Nos bastidores, as empresas de médio porte têm se articulado para ganhar força frente às grandes para obter licitações, orientadas por entidades como a Câmara Brasileira da Indústria da Construção (CBIC) e a Associação Paulista de Empresários de Obras Públicas (Apeop). "Estamos tentando induzi-las a se juntar. Não só com outras empresas, mas com bancos e fundos de investimento. Além disso, temos indicado escritórios de advocacia e fornecido consultores para esclarecer como as concessões funcionam", conta Luciano Amadio, presidente da Apeop.

As entidades da categoria também têm pressionado o governo para ampliar o acesso das pequenas e médias. O principal pleito é a flexibilização dos critérios de escolha, como o tamanho mínimo do patrimônio exigido para participar de certames e a diminuição dos lotes de obras em concessões. "Não adianta ter uma concessão de uma estrada inteira de 800 quilômetros ou exigir que todas as empresas tenham um Shield [escavadeira conhecida como 'tatuzão'], que as médias não vão ter nada disso", diz Amadio.
No caso da Petrobras, as empresas aptas a substituir as grandes devem se inserir num mercado muito mais restrito, que requer experiência além da pavimentação ou terraplanagem.
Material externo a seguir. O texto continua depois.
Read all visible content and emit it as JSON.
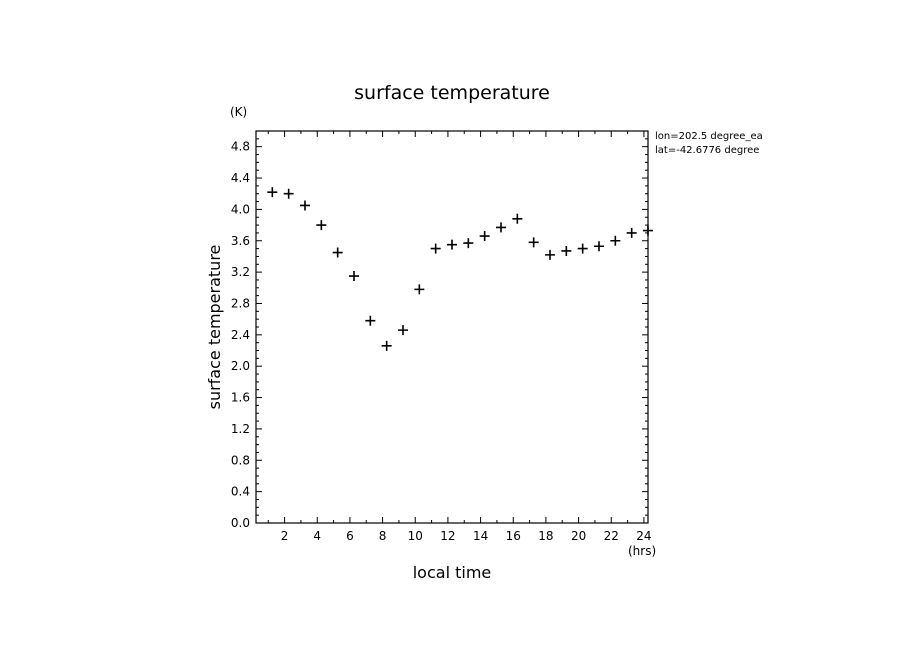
{
  "chart_data": {
    "type": "scatter",
    "title": "surface temperature",
    "xlabel": "local time",
    "ylabel": "surface temperature",
    "x_unit": "(hrs)",
    "y_unit": "(K)",
    "xlim": [
      0.25,
      24.25
    ],
    "ylim": [
      0,
      5.0
    ],
    "x_ticks": [
      2,
      4,
      6,
      8,
      10,
      12,
      14,
      16,
      18,
      20,
      22,
      24
    ],
    "y_ticks": [
      0.0,
      0.4,
      0.8,
      1.2,
      1.6,
      2.0,
      2.4,
      2.8,
      3.2,
      3.6,
      4.0,
      4.4,
      4.8
    ],
    "y_tick_labels": [
      "0.0",
      "0.4",
      "0.8",
      "1.2",
      "1.6",
      "2.0",
      "2.4",
      "2.8",
      "3.2",
      "3.6",
      "4.0",
      "4.4",
      "4.8"
    ],
    "grid": false,
    "marker": "+",
    "color": "#000000",
    "annotations": [
      "lon=202.5 degree_ea",
      "lat=-42.6776 degree"
    ],
    "x": [
      1.25,
      2.25,
      3.25,
      4.25,
      5.25,
      6.25,
      7.25,
      8.25,
      9.25,
      10.25,
      11.25,
      12.25,
      13.25,
      14.25,
      15.25,
      16.25,
      17.25,
      18.25,
      19.25,
      20.25,
      21.25,
      22.25,
      23.25,
      24.25
    ],
    "y": [
      4.22,
      4.2,
      4.05,
      3.8,
      3.45,
      3.15,
      2.58,
      2.26,
      2.46,
      2.98,
      3.5,
      3.55,
      3.57,
      3.66,
      3.77,
      3.88,
      3.58,
      3.42,
      3.47,
      3.5,
      3.53,
      3.6,
      3.7,
      3.73
    ]
  }
}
Muito antes da Lava Jato, a Método Engenharia resolveu se preparar para brigar com as grandes. Em 2009, fundiu-se com a Potencial Engenharia, especializada no setor de óleo e gás. Hoje, mantém 13 contratos com a estatal que somam quase 1 bilhão de reais."Nos últimos anos, muitas empresas se tornaram insolventes. E, com a questão da Lava Jato, a concorrência forte foi excluída do cadastro. Isso abriu uma oportunidade grande não só para nós, mas para todas as empresas que não quebraram e não estão na Lava Jato", diz o presidente da Método, Hugo Marques da Rosa, que relata animado o cenário de portas abertas que encontra na estatal. Cinco anos atrás, a empresa costumava competir com até 25 empresas por um contrato, feito por meio de carta-convite. "Hoje, a relação de convidadas caiu pela metade", diz.
O executivo acredita que algumas das envolvidas na Lava Jato não vão sobreviver. Até o momento, quatro empresas entraram com pedido de recuperação judicial e trinta permanecem impedidas de prestar serviços para a estatal. Quem conseguir sair do turbilhão, diz ele, ao voltar ao mercado encontrará uma nova configuração. "Dentro de dois ou três anos, as maiores serão outras", afirma. No caso da Método, Rosa quer galgar degraus sem ter de recorrer a licitações públicas. Para a empresa que deve faturar 1,45 bilhão de reais este ano, de estatal, por ora, já basta a Petrobras.